Is not easy. Its not just playing or cleaning. People can have multiple problems everything from major physical disability to profound learning difficulties and sometimes combinations of both. 
There has recently been a trial in Castlebar concerning care assistants who were charged with abusing some of the people in their charge. I don't want to talk about them or the trial, which by the way is finished, but I do want to explain a little about care work.
I worked in a care home for about five years and I loved it. I loved the residents they were wonderful people and yes I had favourites we all did, but in those five years I never saw a resident ill treated or one resident treated more favourably than another. Its really not that kind of work. 
You get to know the residents and much of the work is housework which has to be done around and in between times with each client.
A lot of the work is fun and very emotionally rewarding its a great pleasure to know you are helping someone you have grown to like and if some are incontinent that is not as difficult as maybe in years gone by it used to be, everything is disposable and we all wear gloves and protective clothing. Not overalls and not all the time its not that kind of environment.

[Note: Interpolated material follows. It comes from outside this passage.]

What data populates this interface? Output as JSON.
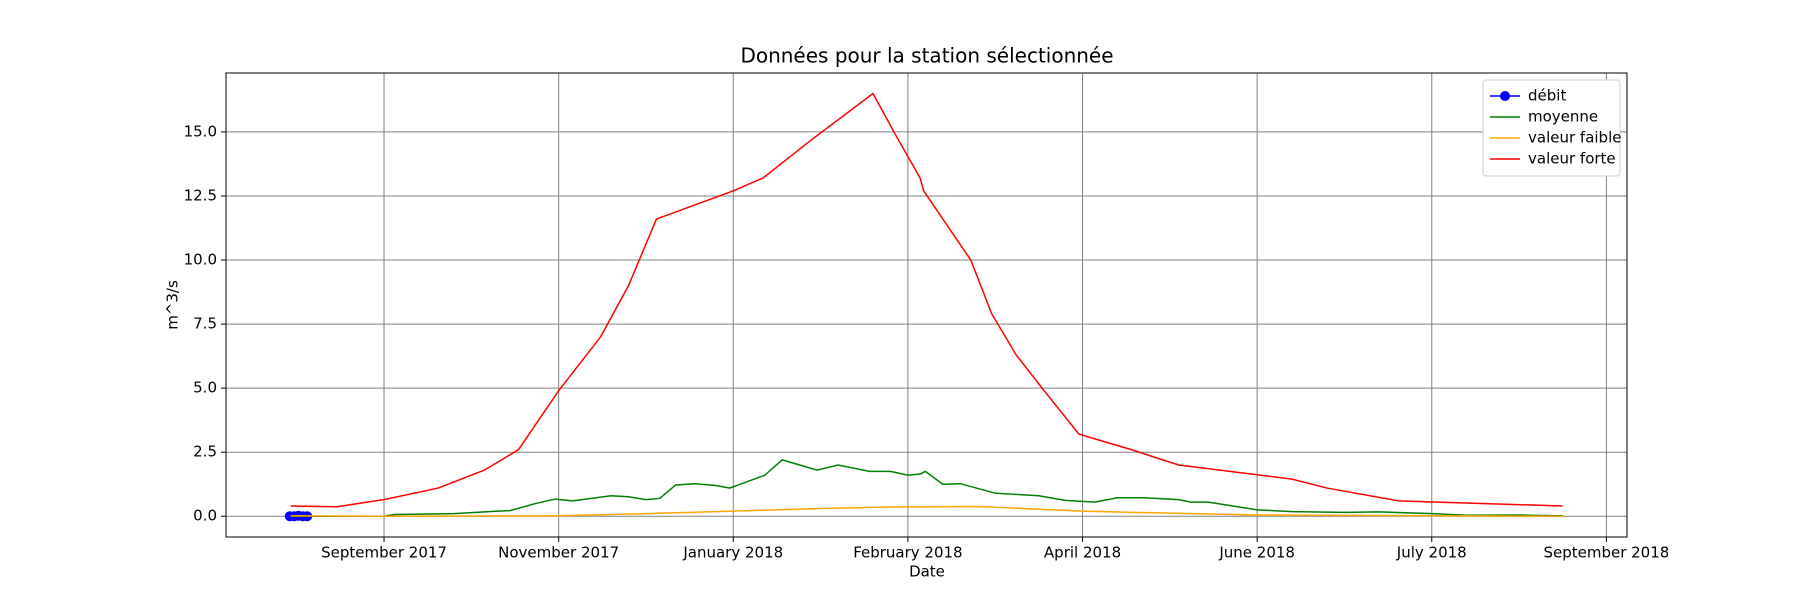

It is very hard work, there's some quite heavy lifting or maneuvering and a lot of bending, Its very tiring, long days, although, except for training I almost always did night work, and it has to be said there are times when regardless of which shift you are on things happen that would try the patience of a saint.
Under no circumstances are staff allowed to get physical or aggressive and yet its sometimes very difficult to maintain the same calm, friendly attitude when a client is behaving very badly. 
My worst experience was with client A a man of about forty with quite severe learning difficulties but no physical disabilities. A could be quite temperamental and bad tempered. He had reasonable speech but he couldn't add or subtract and didn't know the difference between one penny and one pound. 
One evening at about 9 pm A worked himself into a temper I'm not sure why he was angry there doesn't have to be a reason or maybe there is and its a sense of frustration. A dimly understood knowledge that he had little or no choice in his life.
This particular evening A stomped into the dining room and stood, and stood. Apart from putting the other five clients to bed as they each grew tired I virtually stopped all real work and pretended to be busy in the kitchen which was right next door to the dining room, every now and then I would call to A to come and get a cup of tea. He didn't.
Until 3 am when he marched out of the dining room hugged me and went to bed. 
I was on my own with five other severely disabled people who by then had been in bed for about three hours.
All the work had to be done it couldn't be left for the day staff they would be busy and who knew what crisis they might have to deal with.
I didn't get angry but I did get worried. The difference between night and day shift is the number of staff on duty. There was one other carer in another 'house' and that was it had I been attacked I would have been hurt, but I couldn't call for help for a situation that lasted six hours and no one should have forced A to go to bed he was an adult if he wanted to watch tv or stand in the dining room all night that was and should be up to him.
Care workers are all ordinary people and sometimes people do get angry including clients. Its very easy to take a situation personally and to think in terms of like and dislike. As I've said we all had our favourites but that didn't interfere with the work or show in our treatment of clients.
Its hard work and long hours, a twelve hour shift is or was about the average. In those hours moods and frustrations happen, you just have to hang on or call for someone else to help or take over. Maybe sometimes some of us lose control for a second. Most often its not deliberate and surely if someone has been pushed too far a split second reaction with no harm done is understandable.
If however the action is violent and premeditated whoever is responsible for such an act should be instantly dismissed, banned from care work for life and depending on the offence possibly face criminal charges
Don't ever think care work is all cleaning that's kind of the least important bit of it. Care work is about caring for people at the most basic human level whilst maintaining and encouraging clients to learn to behave, to do everyday things and to feel at home in a place that should be but never can be their home. 

Update! 
I should have said that all staff have the means to get help if it should be necessary. While A was going off on one in the dining room I was in the kitchen which true enough is next door to the dining room and also where the emergency phone just happens to be...And I had my own mobile phone in my pocket just in case.

Never lose sight of your own vulnerability but don't turn a home into a prison either.